Zazdrość pojawia się zazwyczaj tam gdzie jest brak,  zazdrości ten kto nie ma, a dosięga ona zazwyczaj tego, co coś osiągnął, jest ona nierozerwalnie związana z sukcesem.

Można być zazdrosnym o coś lub o kogoś, ale można rozróżnić zazdrość dóbr duchowych, czy religijnych, np. zazdrość o posiadane charyzmaty, Miłość Bożą, wiarę, łaski. Warto zauważyć, że zazdrość zazwyczaj tyczy się osób nam bliskich, które znamy.

Św.
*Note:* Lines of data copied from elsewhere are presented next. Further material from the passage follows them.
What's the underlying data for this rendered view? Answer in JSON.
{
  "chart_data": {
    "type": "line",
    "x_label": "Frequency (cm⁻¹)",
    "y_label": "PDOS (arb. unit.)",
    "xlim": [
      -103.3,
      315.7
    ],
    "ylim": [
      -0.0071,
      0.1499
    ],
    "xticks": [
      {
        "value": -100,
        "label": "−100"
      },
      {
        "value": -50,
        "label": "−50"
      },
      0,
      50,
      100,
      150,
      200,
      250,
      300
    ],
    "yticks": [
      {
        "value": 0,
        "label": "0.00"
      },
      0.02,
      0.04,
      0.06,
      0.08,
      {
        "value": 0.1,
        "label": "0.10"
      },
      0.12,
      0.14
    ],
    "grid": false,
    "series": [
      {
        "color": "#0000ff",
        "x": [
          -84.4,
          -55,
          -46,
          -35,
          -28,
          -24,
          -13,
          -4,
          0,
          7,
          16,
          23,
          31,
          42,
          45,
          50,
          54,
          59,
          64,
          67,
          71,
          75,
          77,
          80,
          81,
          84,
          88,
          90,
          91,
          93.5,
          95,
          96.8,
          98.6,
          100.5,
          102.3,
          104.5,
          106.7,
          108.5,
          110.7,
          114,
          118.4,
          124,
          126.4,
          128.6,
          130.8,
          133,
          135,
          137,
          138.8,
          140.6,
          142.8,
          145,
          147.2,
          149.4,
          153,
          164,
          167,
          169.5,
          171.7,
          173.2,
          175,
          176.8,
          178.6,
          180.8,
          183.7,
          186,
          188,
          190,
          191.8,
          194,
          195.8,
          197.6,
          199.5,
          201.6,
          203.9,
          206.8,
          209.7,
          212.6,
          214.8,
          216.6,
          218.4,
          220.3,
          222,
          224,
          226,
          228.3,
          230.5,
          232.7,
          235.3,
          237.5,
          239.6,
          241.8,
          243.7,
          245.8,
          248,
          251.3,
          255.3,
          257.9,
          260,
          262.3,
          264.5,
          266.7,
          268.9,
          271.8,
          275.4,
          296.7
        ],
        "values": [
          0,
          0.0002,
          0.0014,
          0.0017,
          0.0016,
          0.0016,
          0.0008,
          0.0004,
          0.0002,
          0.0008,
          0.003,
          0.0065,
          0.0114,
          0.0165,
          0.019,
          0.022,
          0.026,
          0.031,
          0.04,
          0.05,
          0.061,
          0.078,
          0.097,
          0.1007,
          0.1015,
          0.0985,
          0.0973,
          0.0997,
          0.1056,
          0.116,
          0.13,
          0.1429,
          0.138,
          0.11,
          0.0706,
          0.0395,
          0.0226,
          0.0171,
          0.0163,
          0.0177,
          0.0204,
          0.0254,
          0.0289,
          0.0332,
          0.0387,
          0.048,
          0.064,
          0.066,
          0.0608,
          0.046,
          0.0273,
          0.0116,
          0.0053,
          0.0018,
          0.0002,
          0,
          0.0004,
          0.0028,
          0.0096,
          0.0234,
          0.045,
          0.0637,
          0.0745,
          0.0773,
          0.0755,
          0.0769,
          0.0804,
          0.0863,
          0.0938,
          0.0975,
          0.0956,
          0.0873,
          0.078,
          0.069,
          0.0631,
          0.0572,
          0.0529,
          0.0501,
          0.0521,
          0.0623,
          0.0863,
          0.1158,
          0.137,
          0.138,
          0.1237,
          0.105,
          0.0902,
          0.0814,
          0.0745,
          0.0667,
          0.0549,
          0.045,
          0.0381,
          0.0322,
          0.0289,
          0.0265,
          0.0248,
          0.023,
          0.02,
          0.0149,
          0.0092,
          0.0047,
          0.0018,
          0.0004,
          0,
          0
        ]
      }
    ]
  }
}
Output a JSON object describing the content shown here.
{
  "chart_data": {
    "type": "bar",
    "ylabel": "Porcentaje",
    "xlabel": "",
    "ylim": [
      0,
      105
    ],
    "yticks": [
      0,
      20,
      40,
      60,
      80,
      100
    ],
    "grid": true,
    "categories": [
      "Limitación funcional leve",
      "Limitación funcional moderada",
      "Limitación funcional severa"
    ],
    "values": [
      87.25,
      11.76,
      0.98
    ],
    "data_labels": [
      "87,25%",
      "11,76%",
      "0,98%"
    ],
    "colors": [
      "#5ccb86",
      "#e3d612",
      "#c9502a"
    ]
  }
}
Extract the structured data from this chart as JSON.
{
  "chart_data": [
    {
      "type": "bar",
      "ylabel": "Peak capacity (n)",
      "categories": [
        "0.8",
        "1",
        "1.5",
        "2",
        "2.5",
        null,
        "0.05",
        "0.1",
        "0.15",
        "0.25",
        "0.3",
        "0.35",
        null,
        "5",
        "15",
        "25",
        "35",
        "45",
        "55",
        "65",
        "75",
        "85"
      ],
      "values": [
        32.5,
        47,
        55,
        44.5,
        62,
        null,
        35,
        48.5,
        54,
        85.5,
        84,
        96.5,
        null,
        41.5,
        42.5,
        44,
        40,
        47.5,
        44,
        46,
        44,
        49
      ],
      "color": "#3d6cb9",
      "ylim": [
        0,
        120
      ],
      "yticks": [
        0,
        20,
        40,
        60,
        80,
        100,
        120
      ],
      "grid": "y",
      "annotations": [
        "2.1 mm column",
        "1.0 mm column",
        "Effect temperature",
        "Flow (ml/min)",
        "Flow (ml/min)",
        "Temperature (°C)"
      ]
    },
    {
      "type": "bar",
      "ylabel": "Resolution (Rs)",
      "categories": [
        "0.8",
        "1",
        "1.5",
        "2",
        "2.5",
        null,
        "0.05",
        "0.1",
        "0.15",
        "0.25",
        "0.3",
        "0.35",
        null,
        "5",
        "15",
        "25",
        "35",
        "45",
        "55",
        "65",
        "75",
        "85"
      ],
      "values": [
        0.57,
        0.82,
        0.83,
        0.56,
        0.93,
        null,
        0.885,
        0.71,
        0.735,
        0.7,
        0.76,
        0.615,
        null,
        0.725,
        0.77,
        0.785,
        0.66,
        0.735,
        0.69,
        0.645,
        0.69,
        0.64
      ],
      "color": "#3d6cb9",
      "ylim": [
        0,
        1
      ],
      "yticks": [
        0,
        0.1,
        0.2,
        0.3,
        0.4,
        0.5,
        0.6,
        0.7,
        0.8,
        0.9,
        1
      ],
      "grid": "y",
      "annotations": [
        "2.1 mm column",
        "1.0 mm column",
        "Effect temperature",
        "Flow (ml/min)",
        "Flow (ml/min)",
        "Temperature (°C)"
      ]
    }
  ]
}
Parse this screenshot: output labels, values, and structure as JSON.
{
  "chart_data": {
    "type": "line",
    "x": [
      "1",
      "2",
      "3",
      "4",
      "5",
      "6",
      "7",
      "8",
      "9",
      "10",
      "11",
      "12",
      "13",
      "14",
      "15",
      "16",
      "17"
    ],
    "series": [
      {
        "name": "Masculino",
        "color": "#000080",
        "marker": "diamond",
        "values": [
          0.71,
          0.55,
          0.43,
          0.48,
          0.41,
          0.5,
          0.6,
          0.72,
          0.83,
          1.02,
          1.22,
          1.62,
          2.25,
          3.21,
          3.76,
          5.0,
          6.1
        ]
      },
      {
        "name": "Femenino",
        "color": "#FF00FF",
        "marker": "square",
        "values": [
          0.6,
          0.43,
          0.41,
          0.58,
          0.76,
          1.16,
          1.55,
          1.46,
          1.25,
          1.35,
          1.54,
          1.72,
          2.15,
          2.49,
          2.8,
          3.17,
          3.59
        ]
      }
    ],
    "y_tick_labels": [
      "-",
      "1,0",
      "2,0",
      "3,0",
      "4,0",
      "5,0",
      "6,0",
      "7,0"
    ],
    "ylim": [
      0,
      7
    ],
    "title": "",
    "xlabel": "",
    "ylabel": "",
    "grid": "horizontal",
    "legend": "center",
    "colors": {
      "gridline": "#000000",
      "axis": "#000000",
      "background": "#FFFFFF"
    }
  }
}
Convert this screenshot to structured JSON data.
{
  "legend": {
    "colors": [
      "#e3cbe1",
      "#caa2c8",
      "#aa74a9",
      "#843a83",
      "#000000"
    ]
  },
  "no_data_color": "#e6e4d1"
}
Grzegorz wymienił następujące skutki zazdrości[1]:

– złośliwe szemranie, aby umniejszyć dobre imię osoby, której się zazdrości

– jeśli nie pomaga szemranie,  to zazdrośnik stosuje publiczne zniesławienie (oszczerstwo)

-gdy te wysiłki przyniosą skutek, to zazdrosny cieszy się z jego upadku lub niepowodzeń, a jeśli to nie pomaga to zazdrośnik się irytuje i zazdrość go pożera

-a ostatnim skutkiem zazdrości jest nienawiść, dążąca do zniszczenia rywala.

Zapoznając się z tym tekstem pomyśl sam, czy Ty potrafisz cieszyć się z tego, że inni mają różne rzeczy? Czy potrafisz się cieszyć z innymi  ich szczęściem? Czy może czasem jesteś właśnie zazdrośnikiem?

A jeśli nawet w sercu dostrzegasz choć krople zazdrości to nie łam się! Idź do spowiedzi Pan czeka, aby Cię przytulić w Swoich ramionach.

Pomódl się też słowami: „Panie naucz mnie kochać drugiego, naucz mnie cieszyć się ze szczęścia mojego bliźniego, naucz mnie Panie dostrzegać to, co mam sam i ucz mnie wdzięczności  za to wszystko, bo otrzymałem to od Ciebie!”